I think of Russell a lot. I want to know him better. I reread the obituaries I’ve cut out. The prayer folder from the service. He had been home on leave for a few days. He’d been a basketball star in college. His picture shows him smiling and his eyes are bright and friendly. I think we would have dated, fallen in love, maybe even gotten married.
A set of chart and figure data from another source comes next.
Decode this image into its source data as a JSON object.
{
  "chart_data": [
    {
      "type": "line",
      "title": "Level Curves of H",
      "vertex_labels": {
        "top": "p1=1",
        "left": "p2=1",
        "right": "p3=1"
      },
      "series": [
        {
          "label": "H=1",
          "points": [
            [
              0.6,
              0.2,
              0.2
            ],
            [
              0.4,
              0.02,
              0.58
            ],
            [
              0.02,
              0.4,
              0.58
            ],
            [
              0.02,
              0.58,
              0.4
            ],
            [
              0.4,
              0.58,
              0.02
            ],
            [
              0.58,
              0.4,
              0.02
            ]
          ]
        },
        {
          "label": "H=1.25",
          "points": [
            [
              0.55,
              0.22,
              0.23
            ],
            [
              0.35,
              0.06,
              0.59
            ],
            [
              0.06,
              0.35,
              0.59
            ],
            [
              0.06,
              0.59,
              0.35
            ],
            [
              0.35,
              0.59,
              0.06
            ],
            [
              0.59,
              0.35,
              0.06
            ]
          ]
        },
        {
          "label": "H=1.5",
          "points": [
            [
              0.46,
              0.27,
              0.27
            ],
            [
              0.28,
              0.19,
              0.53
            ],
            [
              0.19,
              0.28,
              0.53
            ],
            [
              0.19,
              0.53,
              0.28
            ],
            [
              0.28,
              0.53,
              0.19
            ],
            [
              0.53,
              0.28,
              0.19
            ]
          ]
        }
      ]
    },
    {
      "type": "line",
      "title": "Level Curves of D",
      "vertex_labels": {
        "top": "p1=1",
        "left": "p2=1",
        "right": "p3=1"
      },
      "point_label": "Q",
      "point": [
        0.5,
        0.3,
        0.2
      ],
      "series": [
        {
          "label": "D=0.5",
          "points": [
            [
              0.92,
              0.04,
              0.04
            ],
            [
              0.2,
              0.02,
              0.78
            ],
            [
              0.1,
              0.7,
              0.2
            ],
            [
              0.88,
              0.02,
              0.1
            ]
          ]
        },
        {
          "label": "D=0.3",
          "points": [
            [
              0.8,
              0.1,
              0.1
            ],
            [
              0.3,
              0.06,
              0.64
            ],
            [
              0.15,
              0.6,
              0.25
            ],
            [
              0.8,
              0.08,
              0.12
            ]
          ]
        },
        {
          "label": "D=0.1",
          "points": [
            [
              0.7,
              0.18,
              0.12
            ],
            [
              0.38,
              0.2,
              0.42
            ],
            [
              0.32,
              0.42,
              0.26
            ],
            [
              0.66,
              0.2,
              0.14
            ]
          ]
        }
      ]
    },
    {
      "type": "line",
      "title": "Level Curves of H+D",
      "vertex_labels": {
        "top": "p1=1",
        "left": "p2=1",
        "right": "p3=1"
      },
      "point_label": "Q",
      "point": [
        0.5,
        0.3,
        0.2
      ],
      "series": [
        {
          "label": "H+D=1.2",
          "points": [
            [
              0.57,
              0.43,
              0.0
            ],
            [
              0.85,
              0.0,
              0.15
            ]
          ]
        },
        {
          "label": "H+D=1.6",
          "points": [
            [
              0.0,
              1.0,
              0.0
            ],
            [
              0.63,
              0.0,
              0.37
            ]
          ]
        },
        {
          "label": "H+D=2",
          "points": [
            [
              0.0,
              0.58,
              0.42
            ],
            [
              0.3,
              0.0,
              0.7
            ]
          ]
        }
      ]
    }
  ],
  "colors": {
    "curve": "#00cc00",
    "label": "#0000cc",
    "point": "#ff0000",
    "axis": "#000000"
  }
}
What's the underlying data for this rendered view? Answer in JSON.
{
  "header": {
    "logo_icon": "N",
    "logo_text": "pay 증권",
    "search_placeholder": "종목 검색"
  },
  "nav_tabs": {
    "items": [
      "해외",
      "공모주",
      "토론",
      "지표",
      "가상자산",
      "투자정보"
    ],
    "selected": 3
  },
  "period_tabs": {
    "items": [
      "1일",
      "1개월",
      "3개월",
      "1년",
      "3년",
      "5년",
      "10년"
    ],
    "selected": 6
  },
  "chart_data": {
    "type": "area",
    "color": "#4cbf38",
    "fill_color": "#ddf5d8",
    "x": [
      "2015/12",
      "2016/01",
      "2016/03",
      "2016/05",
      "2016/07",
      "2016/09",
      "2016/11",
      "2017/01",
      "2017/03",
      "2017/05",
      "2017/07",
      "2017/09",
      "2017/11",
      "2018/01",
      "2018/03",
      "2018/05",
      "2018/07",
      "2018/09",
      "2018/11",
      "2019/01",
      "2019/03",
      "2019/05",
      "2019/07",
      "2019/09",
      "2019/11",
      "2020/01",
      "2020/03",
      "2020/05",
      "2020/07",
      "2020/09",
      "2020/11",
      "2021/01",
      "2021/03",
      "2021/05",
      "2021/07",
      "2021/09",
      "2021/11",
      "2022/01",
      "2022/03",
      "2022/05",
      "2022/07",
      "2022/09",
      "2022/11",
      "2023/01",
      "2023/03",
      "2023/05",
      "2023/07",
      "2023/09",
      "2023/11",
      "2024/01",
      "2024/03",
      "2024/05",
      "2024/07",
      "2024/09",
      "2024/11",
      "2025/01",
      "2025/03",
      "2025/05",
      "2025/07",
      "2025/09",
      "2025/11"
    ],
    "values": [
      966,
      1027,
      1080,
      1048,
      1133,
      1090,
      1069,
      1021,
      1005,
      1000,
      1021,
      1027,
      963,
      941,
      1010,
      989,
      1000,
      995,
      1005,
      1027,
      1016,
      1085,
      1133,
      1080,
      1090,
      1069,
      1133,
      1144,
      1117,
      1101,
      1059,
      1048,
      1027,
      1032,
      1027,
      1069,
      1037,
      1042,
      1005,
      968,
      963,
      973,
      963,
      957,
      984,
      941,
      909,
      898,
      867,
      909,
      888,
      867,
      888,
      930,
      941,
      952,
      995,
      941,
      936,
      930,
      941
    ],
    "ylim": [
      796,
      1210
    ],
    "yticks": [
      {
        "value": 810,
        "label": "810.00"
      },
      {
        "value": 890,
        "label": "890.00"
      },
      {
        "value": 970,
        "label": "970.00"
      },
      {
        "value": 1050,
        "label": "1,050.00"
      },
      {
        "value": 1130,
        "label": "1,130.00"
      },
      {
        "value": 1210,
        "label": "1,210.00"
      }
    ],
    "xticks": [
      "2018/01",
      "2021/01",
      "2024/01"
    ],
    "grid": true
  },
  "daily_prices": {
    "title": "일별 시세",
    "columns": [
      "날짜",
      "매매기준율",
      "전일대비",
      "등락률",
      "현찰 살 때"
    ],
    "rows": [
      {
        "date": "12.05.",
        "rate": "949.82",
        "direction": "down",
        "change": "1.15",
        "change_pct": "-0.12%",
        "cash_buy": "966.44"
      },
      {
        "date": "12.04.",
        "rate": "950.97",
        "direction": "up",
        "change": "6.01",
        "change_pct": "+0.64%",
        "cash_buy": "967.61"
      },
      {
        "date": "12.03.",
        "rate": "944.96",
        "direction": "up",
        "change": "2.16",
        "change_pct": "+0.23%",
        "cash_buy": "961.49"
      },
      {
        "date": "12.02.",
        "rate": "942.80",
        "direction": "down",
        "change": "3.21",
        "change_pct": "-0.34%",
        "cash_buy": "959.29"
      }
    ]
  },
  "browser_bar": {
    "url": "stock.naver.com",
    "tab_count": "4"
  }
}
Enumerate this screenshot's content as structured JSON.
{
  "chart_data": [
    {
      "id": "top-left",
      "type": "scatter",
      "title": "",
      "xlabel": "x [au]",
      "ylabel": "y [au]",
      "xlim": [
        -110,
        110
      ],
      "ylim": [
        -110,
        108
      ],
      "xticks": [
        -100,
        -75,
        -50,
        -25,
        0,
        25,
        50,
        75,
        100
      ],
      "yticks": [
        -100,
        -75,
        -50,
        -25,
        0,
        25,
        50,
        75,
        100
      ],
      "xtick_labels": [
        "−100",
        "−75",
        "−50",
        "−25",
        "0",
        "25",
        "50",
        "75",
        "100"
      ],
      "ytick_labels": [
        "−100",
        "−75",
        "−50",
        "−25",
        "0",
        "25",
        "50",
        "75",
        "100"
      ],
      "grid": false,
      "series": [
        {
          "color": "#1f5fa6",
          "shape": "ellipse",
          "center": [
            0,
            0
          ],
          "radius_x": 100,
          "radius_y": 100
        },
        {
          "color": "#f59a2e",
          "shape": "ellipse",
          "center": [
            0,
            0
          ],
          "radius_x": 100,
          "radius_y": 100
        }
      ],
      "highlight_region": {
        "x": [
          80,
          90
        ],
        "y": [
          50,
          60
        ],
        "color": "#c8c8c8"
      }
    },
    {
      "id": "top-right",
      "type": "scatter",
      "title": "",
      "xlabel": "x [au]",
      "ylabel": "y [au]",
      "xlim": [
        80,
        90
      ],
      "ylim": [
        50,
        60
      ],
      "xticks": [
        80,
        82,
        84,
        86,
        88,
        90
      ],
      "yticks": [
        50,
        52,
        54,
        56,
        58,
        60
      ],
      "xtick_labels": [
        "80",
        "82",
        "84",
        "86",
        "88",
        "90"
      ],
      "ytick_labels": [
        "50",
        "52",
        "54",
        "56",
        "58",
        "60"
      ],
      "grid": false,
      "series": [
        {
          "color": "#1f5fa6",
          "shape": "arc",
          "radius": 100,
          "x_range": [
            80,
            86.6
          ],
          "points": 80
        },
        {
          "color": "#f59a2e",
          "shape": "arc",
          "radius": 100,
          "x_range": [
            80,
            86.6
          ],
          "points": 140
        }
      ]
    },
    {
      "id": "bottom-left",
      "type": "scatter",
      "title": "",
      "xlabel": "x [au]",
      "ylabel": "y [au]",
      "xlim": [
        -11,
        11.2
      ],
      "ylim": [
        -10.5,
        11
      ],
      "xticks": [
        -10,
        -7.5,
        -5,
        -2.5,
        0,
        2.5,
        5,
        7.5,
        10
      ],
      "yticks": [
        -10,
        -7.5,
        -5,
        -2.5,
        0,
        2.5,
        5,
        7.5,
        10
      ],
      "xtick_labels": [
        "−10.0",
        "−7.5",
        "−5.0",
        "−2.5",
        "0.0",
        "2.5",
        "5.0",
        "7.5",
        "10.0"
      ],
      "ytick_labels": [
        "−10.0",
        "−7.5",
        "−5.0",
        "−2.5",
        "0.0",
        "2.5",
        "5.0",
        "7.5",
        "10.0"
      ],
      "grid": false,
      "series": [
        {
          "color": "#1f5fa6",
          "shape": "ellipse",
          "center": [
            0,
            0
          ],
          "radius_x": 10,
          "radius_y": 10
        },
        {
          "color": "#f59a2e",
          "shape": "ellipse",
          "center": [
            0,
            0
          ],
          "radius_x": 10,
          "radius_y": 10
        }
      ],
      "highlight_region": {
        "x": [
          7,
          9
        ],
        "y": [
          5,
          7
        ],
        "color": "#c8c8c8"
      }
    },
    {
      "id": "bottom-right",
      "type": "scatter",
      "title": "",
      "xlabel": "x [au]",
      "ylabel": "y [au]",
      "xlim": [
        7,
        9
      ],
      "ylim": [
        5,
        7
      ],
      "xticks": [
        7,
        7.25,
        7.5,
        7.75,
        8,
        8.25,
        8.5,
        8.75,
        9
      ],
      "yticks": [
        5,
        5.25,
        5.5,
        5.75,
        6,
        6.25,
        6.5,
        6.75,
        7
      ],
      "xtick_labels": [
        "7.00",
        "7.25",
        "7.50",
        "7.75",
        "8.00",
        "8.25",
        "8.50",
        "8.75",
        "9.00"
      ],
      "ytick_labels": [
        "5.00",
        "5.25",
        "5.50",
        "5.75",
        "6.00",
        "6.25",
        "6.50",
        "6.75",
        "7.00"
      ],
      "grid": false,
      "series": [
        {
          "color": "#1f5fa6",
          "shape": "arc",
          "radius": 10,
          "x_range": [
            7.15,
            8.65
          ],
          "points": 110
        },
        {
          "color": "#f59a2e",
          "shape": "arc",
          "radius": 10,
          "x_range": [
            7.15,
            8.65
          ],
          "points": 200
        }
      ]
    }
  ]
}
Our kids would have had red hair.
you’re getting back in touch with your dark side. this time it’s tinted red. great piece. love the open, suggestive ending. great way to connect for the reader.
I think the last two stories are coming from a dark side in all of us and probably scare off most readers for that reason; our tendency to personalize death. To make it about ourselves and how it will affect us. We face our own mortality when someone dies. People are embarrassed to admit that, or their fear.
Wow, very nice. Exquisite details. The concept is great, it gives a new meaning to the term, ‘love at first sight.’
Lines like, “He didn’t look real. His hands looked like a mannequin’s, wound together in Rosary beads,” really sends home the imagery for me. Very nice.
Thank you, Jonathan. It’s all sort of metaphorical for our own egos and fears.